Then there is this article (2013) that says Italy also has a charge:
Aviation Taxes in Europe: a constraint on economic recovery
18 DECEMBER 2013
These are taxing times for Europe’s regional airports and airlines. With the industry still struggling to shake off the effects of recession, there seems little sympathy or relief at the individual state or EU level. Indeed, the move appears to be to make life harder still for Europe’s air transport business, with the introduction of emissions taxes on intra-European flights and proposed limitations on state aid at regional airports.
Whilst these policies and proposals continue to generate headlines, passenger departure taxes at the state level quietly continue to chip away at the profitability of airline networks. Whilst a number of EU states have made the decision to abolish departure taxes – the Netherlands in 2009, and now Ireland in 2014 – key member states such as Austria, France, Germany, Italy and the UK show no signs of doing so. Indeed, both Italy and the UK increased their tax rates in 2013.
How big a burden are these passenger departure taxes? The table below shows a breakdown of the key charges levied by the state in four EU countries (all per departing passenger);
Air Transport Levy EUR 8.00
Civil Aviation Tax EUR 4.31
Solidarity Tax EUR 1.00
Airport Tax* EUR 12.00
National Surcharge EUR 1.25
Air Traffic Control Law EUR 8.00
Aviation Security Fee* EUR 5.24
Air Passenger Duty GBP 13.00
France leads the way in the number of different taxes it levies on passengers, with four. The Airport Tax varies by airport, though outside of the main airports in France it is usually levied at EUR 12.00 per departing passenger. Taken together, these taxes make passengers departing from France the most heavily taxed in Europe.
The state levies two passenger taxes in Germany, a departure tax and a security fee. The departure tax does vary by distance, though for this analysis only the short-haul tax is required. The Security Fee varies by airport of departure, but is usually within the range of EUR 4.00 to EUR 7.00 per departing passenger.

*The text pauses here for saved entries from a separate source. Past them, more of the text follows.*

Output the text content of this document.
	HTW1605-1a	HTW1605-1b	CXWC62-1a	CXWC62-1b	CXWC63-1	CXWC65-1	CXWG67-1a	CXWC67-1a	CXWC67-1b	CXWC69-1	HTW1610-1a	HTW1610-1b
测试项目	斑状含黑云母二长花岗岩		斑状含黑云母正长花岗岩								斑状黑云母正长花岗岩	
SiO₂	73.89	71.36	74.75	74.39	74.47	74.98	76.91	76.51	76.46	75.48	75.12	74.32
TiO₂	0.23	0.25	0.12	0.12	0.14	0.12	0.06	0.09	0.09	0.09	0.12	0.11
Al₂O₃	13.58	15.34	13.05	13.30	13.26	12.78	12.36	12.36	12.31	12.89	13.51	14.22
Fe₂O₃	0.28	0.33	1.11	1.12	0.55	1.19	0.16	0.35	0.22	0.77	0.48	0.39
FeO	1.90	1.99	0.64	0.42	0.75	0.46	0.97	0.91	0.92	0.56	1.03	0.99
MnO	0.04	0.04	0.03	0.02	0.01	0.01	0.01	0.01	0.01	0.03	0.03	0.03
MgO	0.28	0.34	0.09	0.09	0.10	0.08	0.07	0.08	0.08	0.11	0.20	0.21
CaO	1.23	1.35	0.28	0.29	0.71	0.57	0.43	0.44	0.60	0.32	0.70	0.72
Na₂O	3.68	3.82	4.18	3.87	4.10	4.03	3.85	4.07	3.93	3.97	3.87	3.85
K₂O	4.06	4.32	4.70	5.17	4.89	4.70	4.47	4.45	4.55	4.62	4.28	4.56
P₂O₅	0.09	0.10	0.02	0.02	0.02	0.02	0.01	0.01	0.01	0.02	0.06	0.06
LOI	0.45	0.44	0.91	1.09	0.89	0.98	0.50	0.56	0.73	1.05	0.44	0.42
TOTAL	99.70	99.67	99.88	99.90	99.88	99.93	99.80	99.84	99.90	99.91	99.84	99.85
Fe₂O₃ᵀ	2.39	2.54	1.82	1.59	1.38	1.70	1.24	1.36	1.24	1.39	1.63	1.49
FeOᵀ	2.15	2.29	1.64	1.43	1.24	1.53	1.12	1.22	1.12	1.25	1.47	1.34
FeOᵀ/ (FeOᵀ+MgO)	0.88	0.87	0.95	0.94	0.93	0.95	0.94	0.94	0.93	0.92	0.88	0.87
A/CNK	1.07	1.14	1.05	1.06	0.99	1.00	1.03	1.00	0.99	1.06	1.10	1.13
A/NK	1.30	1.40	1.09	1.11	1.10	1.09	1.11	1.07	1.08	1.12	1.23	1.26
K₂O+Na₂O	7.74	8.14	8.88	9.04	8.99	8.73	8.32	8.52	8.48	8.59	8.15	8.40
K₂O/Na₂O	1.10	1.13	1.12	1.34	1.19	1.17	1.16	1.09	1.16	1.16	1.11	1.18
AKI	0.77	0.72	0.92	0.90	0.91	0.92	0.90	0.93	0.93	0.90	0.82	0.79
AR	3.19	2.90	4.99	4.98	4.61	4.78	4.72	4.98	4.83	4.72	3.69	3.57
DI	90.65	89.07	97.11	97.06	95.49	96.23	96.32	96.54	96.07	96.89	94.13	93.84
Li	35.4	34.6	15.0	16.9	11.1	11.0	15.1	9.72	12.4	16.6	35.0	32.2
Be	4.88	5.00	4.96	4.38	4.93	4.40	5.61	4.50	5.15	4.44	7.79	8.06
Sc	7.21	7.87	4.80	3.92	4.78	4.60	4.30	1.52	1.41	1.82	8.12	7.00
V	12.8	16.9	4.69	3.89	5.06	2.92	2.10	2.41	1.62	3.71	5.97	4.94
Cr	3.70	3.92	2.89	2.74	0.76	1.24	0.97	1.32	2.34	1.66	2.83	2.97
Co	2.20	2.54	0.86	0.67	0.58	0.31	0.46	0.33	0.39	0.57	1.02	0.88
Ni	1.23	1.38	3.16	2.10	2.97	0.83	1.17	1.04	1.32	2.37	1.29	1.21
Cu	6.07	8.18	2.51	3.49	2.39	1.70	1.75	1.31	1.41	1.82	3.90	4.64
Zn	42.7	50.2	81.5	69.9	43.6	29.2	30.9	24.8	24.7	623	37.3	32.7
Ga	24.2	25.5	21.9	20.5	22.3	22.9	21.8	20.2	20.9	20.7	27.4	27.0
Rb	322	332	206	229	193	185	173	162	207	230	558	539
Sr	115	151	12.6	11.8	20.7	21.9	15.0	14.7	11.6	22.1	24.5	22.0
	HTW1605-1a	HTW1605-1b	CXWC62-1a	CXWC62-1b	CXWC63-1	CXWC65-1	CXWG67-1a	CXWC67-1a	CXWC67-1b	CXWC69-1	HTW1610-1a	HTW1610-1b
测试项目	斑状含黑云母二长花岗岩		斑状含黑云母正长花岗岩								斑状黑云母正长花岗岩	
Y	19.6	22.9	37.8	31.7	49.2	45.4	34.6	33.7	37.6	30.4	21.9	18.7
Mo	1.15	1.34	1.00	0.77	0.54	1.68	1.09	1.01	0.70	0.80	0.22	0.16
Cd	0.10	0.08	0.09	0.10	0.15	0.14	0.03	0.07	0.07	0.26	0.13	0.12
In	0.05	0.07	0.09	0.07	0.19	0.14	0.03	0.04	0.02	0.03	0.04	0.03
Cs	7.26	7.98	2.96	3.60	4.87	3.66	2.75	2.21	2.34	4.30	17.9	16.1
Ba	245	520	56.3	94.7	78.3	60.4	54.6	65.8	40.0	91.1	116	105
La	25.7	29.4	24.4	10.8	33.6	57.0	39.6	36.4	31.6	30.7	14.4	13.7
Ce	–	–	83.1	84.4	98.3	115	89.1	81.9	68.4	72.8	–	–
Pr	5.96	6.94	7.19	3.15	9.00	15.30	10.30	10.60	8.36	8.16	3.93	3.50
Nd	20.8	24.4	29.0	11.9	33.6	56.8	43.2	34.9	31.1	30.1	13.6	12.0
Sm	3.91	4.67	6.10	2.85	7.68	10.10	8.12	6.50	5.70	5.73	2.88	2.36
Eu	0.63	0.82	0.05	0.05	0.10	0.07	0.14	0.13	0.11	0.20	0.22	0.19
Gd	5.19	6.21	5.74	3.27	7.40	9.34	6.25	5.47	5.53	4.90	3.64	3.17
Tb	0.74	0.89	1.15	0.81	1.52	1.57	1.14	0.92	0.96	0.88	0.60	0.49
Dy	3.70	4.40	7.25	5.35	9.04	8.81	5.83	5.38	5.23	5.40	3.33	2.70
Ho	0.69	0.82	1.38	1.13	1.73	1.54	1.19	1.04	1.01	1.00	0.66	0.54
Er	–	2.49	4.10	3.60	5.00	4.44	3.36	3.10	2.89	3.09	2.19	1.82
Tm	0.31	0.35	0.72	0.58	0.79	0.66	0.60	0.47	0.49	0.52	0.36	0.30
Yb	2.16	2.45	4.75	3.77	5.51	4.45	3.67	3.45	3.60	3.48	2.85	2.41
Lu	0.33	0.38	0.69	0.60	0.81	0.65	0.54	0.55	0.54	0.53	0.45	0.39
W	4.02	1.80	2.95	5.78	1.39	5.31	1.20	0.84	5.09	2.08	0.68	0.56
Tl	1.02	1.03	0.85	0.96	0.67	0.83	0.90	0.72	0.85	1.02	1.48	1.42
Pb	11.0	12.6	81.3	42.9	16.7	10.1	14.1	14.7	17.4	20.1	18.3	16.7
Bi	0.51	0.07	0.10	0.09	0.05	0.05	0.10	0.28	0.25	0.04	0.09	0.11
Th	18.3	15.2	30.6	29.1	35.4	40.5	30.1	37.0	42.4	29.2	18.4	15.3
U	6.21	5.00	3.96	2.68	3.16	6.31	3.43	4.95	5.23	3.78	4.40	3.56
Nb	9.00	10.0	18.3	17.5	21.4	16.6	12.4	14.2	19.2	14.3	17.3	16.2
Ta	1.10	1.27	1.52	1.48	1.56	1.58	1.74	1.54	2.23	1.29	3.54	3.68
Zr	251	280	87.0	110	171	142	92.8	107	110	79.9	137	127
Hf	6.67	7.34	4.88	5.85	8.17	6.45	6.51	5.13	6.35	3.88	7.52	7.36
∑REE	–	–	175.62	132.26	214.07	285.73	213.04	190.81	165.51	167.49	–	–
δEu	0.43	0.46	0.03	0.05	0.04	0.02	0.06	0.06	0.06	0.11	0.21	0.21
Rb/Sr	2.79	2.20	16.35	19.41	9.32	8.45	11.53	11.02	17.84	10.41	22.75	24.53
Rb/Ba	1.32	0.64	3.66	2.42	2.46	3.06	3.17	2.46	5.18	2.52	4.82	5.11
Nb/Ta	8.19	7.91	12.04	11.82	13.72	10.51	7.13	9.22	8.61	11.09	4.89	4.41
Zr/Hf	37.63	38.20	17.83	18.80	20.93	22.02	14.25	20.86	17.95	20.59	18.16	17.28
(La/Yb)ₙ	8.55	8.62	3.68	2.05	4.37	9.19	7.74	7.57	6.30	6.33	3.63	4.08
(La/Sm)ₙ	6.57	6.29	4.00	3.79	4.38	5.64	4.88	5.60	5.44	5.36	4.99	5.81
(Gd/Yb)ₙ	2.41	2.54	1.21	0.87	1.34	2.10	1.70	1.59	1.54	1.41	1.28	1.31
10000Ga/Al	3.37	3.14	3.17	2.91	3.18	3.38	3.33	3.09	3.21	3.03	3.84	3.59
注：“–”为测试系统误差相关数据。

The UK has been steadily increasing the departure tax since its introduction in 1994, when the fee for intra-European travel was GBP 5.00 per departing passenger. Current rates are GBP 13.00 per departing passenger (up to 2,000 miles), increasing to £26.00 as a standard rate and up to £52.00 per departing passenger for the highest class of travel. These rates will be held in 2014, though for distances over 2,000 miles they will be increasing; a business class passenger travelling over 4,000 miles would have to pay a departure tax of £332.
The analysis assumes that all passengers are travelling in economy class on short-haul European services, so the lowest rate of tax is paid in those countries with variable rates. It also assumes that passengers are travelling point-to-point only; this is an important distinction, as many of the departure taxes highlighted above are based on final destination. Passengers connecting onto long-haul flights within 24 hours of their arrival at the first destination would therefore be charged a much higher departure tax at the origin.
The chart below shows the typical impact of state passenger taxes on the full published charges of regional airports in the EU. The charges shown are the average for a basket of regional airports in each country, including runway, environment, security, parking, passenger and infrastructure charges. The analysis was carried out for an 84-seat regional jet with a load factor of 70%.
In all of these countries, state passenger taxes make up a significant proportion of the combined airport and passenger charges. The most lightly taxed is Austria, with taxes making up 14% of the total charges; next comes the UK, at 28%, followed by Germany at 37%. As indicated above, the nation with the most heavily taxed passengers is France, where over 60% of airport and passenger charges are in the form of state taxes to be paid by the passenger.
Maintaining existing services from regional airports and attracting airlines to open new routes is not an easy task, and such high levels of taxation make it harder still. Regional French airports appear to be compensating for high taxes by keeping their airport charges at relatively low, competitive levels; however, this leaves little room for discounting to attract new business. At the other end of the scale, UK regional airports appear to have higher airport charges, so potentially offer greater scope for new business discounting. But with state taxes already making up almost 30% of airport and passenger charges, any meaningful incentives to attract new services could push the tax element up to and beyond 50%.
The effect of reducing charges income to attract new services could put the profitability of small airports at risk, especially if low traffic volumes limit the potential for non-aeronautical revenue. In trying to support regional air links, and therefore regional economies, airlines and airports are taking significant business risks, yet only the state is guaranteed to make a profit.